17 : His Little Secret

1.3K 191 26
                                    

Ups! Gambar ini tidak mengikuti Pedoman Konten kami. Untuk melanjutkan publikasi, hapuslah gambar ini atau unggah gambar lain.

.
.
.

MUNGKIN seluruh semesta akan ikut mencaci maki Bastian jika Tuhan menunjukkan seberapa buruknya Bastian sebagai seorang Ayah. Dia mungkin akan mendapatkan berbagai rutukan hingga do'a-do'a buruk yang menyertai langkahnya. Dia akan bermimpi buruk sebab penyesalan akan semua sikapnya yang jauh sekali dari kata baik bagi anak-anaknya, terkhususnya Jendral.

Jendral. Lugas Jendral Dhanandyaksa. Putra tengahnya, putra yang Bastian sadari mendapatkan perlakuan paling buruk darinya. Putra yang tidak jarang menjadi objek kemarahannya, tak jarang dia siksa, dia pukuli, dia beri kata-kata yang begitu jahat. Putra yang tidak pernah dia beri dekapan hangat.

Jahat ya?

Bastian terkekeh memandang pantulan wajahnya dalam cermin, kantung matanya, wajah pucatnya, semuanya tergambar jelas disana.
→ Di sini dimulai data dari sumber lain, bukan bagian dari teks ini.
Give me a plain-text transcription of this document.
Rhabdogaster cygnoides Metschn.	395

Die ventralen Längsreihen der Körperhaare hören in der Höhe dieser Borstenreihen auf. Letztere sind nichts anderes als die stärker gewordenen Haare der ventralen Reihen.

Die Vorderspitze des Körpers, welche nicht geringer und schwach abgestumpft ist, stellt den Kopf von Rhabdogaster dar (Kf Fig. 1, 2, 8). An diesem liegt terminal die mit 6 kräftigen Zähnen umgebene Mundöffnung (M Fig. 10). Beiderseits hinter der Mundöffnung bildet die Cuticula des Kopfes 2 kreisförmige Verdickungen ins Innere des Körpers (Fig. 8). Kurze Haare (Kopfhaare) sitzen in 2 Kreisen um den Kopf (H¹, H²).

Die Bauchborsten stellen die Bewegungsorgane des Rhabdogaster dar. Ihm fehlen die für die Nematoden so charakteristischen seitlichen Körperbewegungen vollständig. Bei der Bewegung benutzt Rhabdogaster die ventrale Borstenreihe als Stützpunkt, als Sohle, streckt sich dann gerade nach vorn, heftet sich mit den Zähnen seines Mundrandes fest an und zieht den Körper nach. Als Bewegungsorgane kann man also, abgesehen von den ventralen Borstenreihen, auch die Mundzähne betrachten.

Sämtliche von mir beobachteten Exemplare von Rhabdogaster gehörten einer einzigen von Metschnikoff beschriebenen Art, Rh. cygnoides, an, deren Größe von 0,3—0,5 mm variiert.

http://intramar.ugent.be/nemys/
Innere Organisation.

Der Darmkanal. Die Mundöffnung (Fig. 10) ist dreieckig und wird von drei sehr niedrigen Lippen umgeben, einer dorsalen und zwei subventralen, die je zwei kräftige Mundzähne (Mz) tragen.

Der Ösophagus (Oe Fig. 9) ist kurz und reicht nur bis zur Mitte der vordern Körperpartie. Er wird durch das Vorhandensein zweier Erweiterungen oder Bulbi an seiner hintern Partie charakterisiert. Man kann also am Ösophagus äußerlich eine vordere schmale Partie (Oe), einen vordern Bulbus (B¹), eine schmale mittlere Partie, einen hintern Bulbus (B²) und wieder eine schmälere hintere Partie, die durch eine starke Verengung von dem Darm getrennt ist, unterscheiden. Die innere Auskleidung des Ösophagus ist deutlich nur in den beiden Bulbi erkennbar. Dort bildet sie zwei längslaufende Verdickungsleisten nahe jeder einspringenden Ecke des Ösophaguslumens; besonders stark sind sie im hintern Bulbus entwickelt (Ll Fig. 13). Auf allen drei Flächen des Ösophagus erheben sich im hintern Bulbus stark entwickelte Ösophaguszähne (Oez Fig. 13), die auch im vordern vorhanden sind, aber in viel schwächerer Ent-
Mata Bastian jatuh pada tangannya sendiri, ada garis kemerahan disana, memanjang sebab dia terlalu keras memegang gesper dini hari tadi. Laki-laki itu kemudian sejenak teringat akan apa yang sudah dia lakukan. Wajah kesakitan putranya, tatapan memohon, hingga tubuh yang meringkuk kedinginan. Teriakan putus asa Hasta, hingga gedoran pintu yang rasanya membuat emosi Bastian semakin tidak terkontrol.
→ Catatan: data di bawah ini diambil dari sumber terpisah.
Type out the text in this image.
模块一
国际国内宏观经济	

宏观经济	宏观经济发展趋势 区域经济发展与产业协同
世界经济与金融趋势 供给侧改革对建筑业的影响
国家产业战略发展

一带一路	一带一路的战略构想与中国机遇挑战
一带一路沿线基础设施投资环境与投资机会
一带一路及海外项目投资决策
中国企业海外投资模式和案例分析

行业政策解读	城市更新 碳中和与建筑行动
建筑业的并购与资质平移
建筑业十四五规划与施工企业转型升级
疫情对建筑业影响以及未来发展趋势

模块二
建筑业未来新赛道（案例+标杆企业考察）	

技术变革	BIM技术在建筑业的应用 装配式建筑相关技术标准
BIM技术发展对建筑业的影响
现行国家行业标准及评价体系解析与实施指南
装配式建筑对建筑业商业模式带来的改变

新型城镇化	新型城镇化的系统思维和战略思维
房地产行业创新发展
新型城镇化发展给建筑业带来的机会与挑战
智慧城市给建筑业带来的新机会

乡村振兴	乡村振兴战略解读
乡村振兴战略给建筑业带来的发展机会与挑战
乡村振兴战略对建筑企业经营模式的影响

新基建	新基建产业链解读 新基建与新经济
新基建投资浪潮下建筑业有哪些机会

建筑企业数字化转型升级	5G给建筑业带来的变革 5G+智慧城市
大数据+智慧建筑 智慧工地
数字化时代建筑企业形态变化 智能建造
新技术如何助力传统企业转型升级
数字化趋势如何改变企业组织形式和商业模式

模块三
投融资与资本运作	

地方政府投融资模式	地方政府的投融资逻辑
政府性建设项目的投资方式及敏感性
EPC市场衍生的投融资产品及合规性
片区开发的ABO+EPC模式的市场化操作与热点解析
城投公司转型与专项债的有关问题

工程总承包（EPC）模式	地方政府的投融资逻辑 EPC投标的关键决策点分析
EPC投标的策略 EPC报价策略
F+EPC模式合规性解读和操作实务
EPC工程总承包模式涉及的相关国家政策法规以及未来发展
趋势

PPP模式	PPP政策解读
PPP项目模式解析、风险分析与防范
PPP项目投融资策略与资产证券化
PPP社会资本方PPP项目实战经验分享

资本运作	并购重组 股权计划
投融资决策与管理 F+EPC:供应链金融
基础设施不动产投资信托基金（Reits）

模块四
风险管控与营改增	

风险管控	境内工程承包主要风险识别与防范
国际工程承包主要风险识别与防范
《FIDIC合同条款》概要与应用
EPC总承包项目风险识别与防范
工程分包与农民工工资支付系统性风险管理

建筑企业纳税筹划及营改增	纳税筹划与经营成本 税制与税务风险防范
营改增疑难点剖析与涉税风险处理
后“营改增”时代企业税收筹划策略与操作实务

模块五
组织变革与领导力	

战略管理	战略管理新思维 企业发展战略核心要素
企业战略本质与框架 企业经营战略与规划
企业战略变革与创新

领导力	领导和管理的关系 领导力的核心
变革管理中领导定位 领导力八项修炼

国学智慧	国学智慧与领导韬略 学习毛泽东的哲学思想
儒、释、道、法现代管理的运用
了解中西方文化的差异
Anak-anaknya, seberapa hebat mereka terluka melihat dirinya seperti ini?

Bagus Bas, teruskan, teruskan seperti itu. Bukankah itu yang kamu mau? Menyalurkan kemarahan kamu atas semua hal yang terjadi? Ingatkan, anak itu adalah sumber kesengsaraan dalam hidup kamu.

Bastian meneguk ludahnya pahit, menatap bayangannya yang melempar senyum penuh kemenangan dalam cermin. Laki-laki itu menggelengkan kepalanya, tidak, bukan, bukan. Batinnya menolak semua perkataan itu.

Bukan bagaimana? Tidak ingat kalau Anne pergi setelah kehadiran anak itu?

Kamu tidak ingat juga karena anak itu adik kamu jadi seorang pembunuh dan kini harus hidup dipenjara?

Lanjutkan saja Bas, lanjutkan apapun yang kamu mau. Salurkan kemarahanmu pada anak itu, buat anak itu menyesal karena sudah lahir.

"Anakku,"

Bukan, anak kamu cuma Manggala dan Hasta. Anak itu hanya anak buangan. Lihat? Iparmu saja membuangnya tanpa merasa bersalah. Kenapa kamu memungut anak itu?

PRANG!

Lagi, seperti yang sudah-sudah. Saat bayangan itu mulai mengatakan hal-hal aneh, tinju Bastian melayang begitu saja untuk menghancurkan kacanya. Dengan tangan kosong, dia hanya ingin bayangan itu segera menghilang. Dan tidak ada bisikan kata-kata yang membuat dirinya semakin terlempar pada kenyataan.

Dengan tangannya yang masih mengucurkan darah segar, dengan gemetar, Bastian meraih ponselnya yang terkena pecahan kaca. Tidak peduli pada keadaannya yang kacau, laki-laki itu mengetikkan sebuah nomor dan menelponnya.